Bof, la méchante momie adore des « dieux ténébreux » et voilà, c’est
emballé. En réalité, Price se fait plaisir.
Vient ensuite une paire d’histoires plus
« dans la ligne », mais sensiblement moins bonnes. The Curse of Nephren-Ka, de John
Cockroft, nous renvoie en Égypte, où une expédition explore une pyramide mal
fréquentée. Elle est aussi courte que prévisible… et elle ne fait que trois
pages. Elle est suivie de The Temple of
Nephren-Ka, de Philip J. Rahman et Glenn A. Rahman, qui rejoue à peu près
la même histoire, avec des soldats français de l’expédition d’Égypte à la place
des explorateurs britanniques. Dédiée à Robert Bloch, elle est éminemment
oubliable.
The
Papyrus of Nephren-Ka, de Robert C. Culp, nous
ramène à un ingrédient important du mythe de Cthulhu : l’érudition ou
plutôt la pseudo-érudition, façon Le Pendule
de Foucault. Ce n’est pas une nouvelle, c’est le texte d’une conférence
présentant une importante trouvaille égyptologique destinée à lever le mystère
sur l’identité du dernier pharaon de la VIe dynastie. L’auteur nous
fournit un fac-similé du papyrus, et a la gentillesse de ne pas faire durer le
canular trop longtemps.
Vous savez quoi ? On en a fini avec
Nephren-Ka. Disons-le honnêtement, ça fait du bien quand ça s’arrête.
The
Snout in the Alcove, de Gary Myers, est une
excursion dans les Contrées du rêve. Elle est bien écrite, prenante… mais
ressemble désagréablement au premier chapitre d’un roman qui n‘existera jamais.

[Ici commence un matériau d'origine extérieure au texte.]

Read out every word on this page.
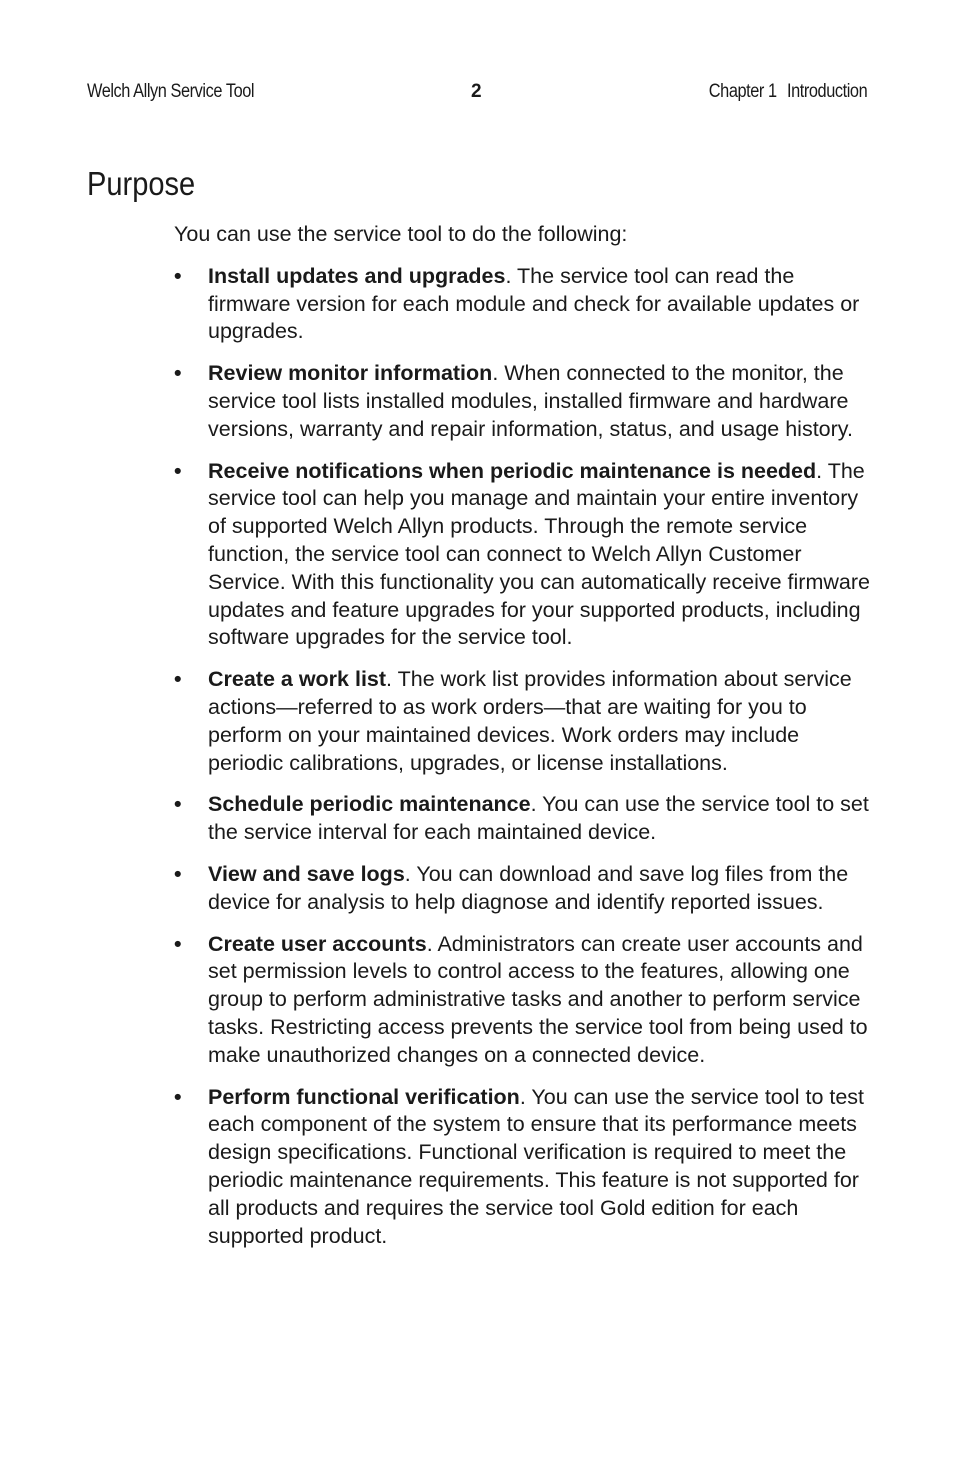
Welch Allyn Service Tool	2	Chapter 1 Introduction
Purpose

You can use the service tool to do the following:

• Install updates and upgrades. The service tool can read the firmware version for each module and check for available updates or upgrades.
• Review monitor information. When connected to the monitor, the service tool lists installed modules, installed firmware and hardware versions, warranty and repair information, status, and usage history.
• Receive notifications when periodic maintenance is needed. The service tool can help you manage and maintain your entire inventory of supported Welch Allyn products. Through the remote service function, the service tool can connect to Welch Allyn Customer Service. With this functionality you can automatically receive firmware updates and feature upgrades for your supported products, including software upgrades for the service tool.
• Create a work list. The work list provides information about service actions—referred to as work orders—that are waiting for you to perform on your maintained devices. Work orders may include periodic calibrations, upgrades, or license installations.
• Schedule periodic maintenance. You can use the service tool to set the service interval for each maintained device.
• View and save logs. You can download and save log files from the device for analysis to help diagnose and identify reported issues.
• Create user accounts. Administrators can create user accounts and set permission levels to control access to the features, allowing one group to perform administrative tasks and another to perform service tasks. Restricting access prevents the service tool from being used to make unauthorized changes on a connected device.
• Perform functional verification. You can use the service tool to test each component of the system to ensure that its performance meets design specifications. Functional verification is required to meet the periodic maintenance requirements. This feature is not supported for all products and requires the service tool Gold edition for each supported product.
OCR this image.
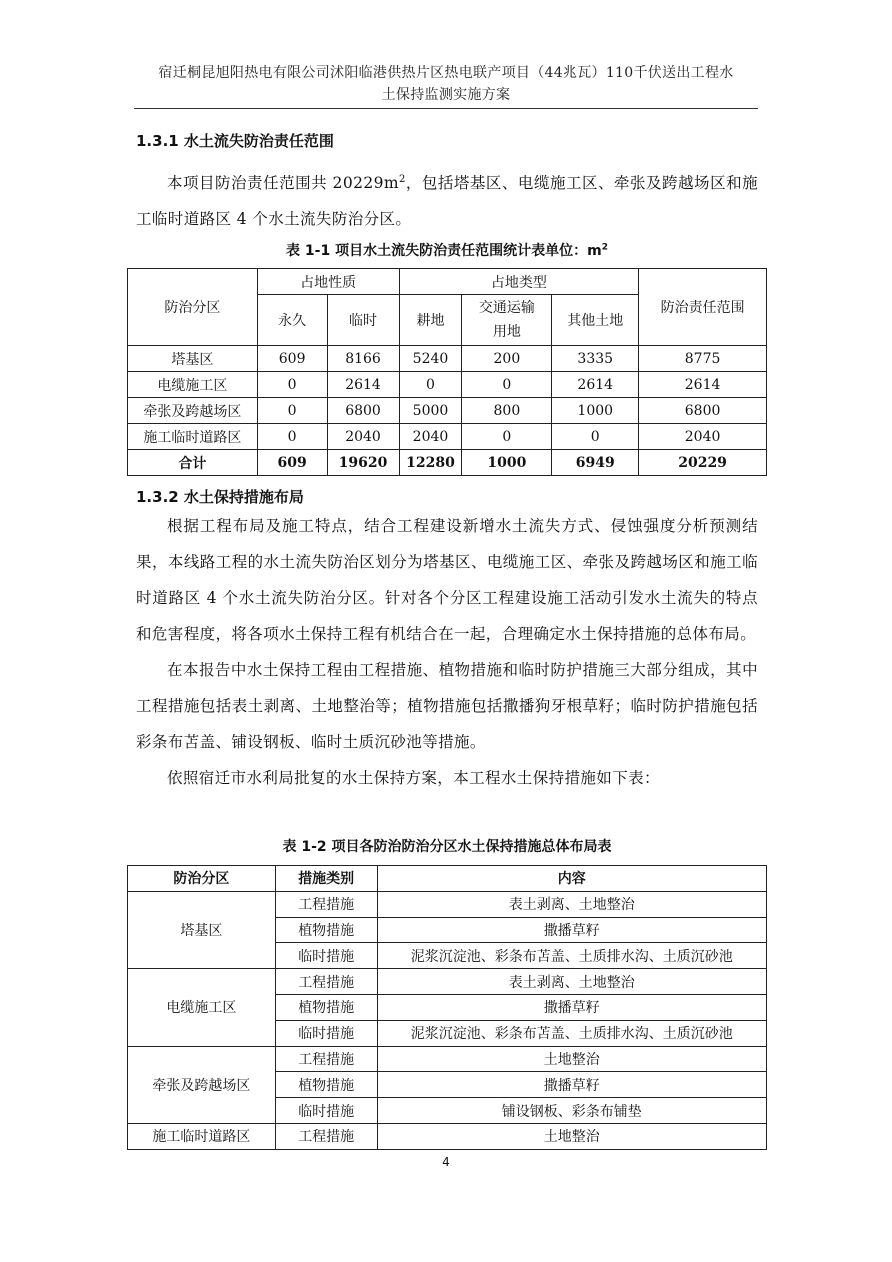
宿迁桐昆旭阳热电有限公司沭阳临港供热片区热电联产项目（44兆瓦）110千伏送出工程水
土保持监测实施方案
1.3.1 水土流失防治责任范围

本项目防治责任范围共 $20229m^2$，包括塔基区、电缆施工区、牵张及跨越场区和施工临时道路区 4 个水土流失防治分区。

表 1-1 项目水土流失防治责任范围统计表单位：$m^2$
防治分区	占地性质		占地类型			防治责任范围
	永久	临时	耕地	交通运输用地	其他土地	
塔基区	609	8166	5240	200	3335	8775
电缆施工区	0	2614	0	0	2614	2614
牵张及跨越场区	0	6800	5000	800	1000	6800
施工临时道路区	0	2040	2040	0	0	2040
合计	609	19620	12280	1000	6949	20229
1.3.2 水土保持措施布局

根据工程布局及施工特点，结合工程建设新增水土流失方式、侵蚀强度分析预测结果，本线路工程的水土流失防治区划分为塔基区、电缆施工区、牵张及跨越场区和施工临时道路区 4 个水土流失防治分区。针对各个分区工程建设施工活动引发水土流失的特点和危害程度，将各项水土保持工程有机结合在一起，合理确定水土保持措施的总体布局。

在本报告中水土保持工程由工程措施、植物措施和临时防护措施三大部分组成，其中工程措施包括表土剥离、土地整治等；植物措施包括撒播狗牙根草籽；临时防护措施包括彩条布苫盖、铺设钢板、临时土质沉砂池等措施。

依照宿迁市水利局批复的水土保持方案，本工程水土保持措施如下表：

表 1-2 项目各防治防治分区水土保持措施总体布局表
防治分区	措施类别	内容
塔基区	工程措施	表土剥离、土地整治
	植物措施	撒播草籽
	临时措施	泥浆沉淀池、彩条布苫盖、土质排水沟、土质沉砂池
电缆施工区	工程措施	表土剥离、土地整治
	植物措施	撒播草籽
	临时措施	泥浆沉淀池、彩条布苫盖、土质排水沟、土质沉砂池
牵张及跨越场区	工程措施	土地整治
	植物措施	撒播草籽
	临时措施	铺设钢板、彩条布铺垫
施工临时道路区	工程措施	土地整治
4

Pour vous donner un point de comparaison, pensez au Seigneur des anneaux s’il se limitait à la discussion entre Gandalf
et Frodon, et que sa dernière phrase était « Et alors, Frodon prit
l’anneau »… Il y a peut-être là-dedans une ironie ou une démarche
volontaire, mais je n’y suis pas sensible.
Le livre se conclut par quelques poèmes. The Contemplative Sphinx, de Richard R.
Tierney, puis Ech-Pi-El’s Egypt :
Lovecraftian Poems, d’Ann K. Schwader. Je ne me prononcerais pas dessus, parce
que la poésie anglaise n’est pas forcément ma tasse de thé.
Que retenir de tout ça ? En ce qui me
concerne, pas grand-chose, j’avais déjà tous les bons morceaux dans d’autres
éditions. En dehors des textes de Lovecraft, vous avez les deux Dunsany, le
poème de Yeats qui, tout génial qu’il soit, n’est pas lovecraftien, le Robert
Bloch et, si vous aimez les pulps, le Lin Carter. Le reste est au mieux
oubliable, au pire illisible.
(Chaosium, environ 15 €, 240 pages)
[1] Et qui auraient parfois dû le rester.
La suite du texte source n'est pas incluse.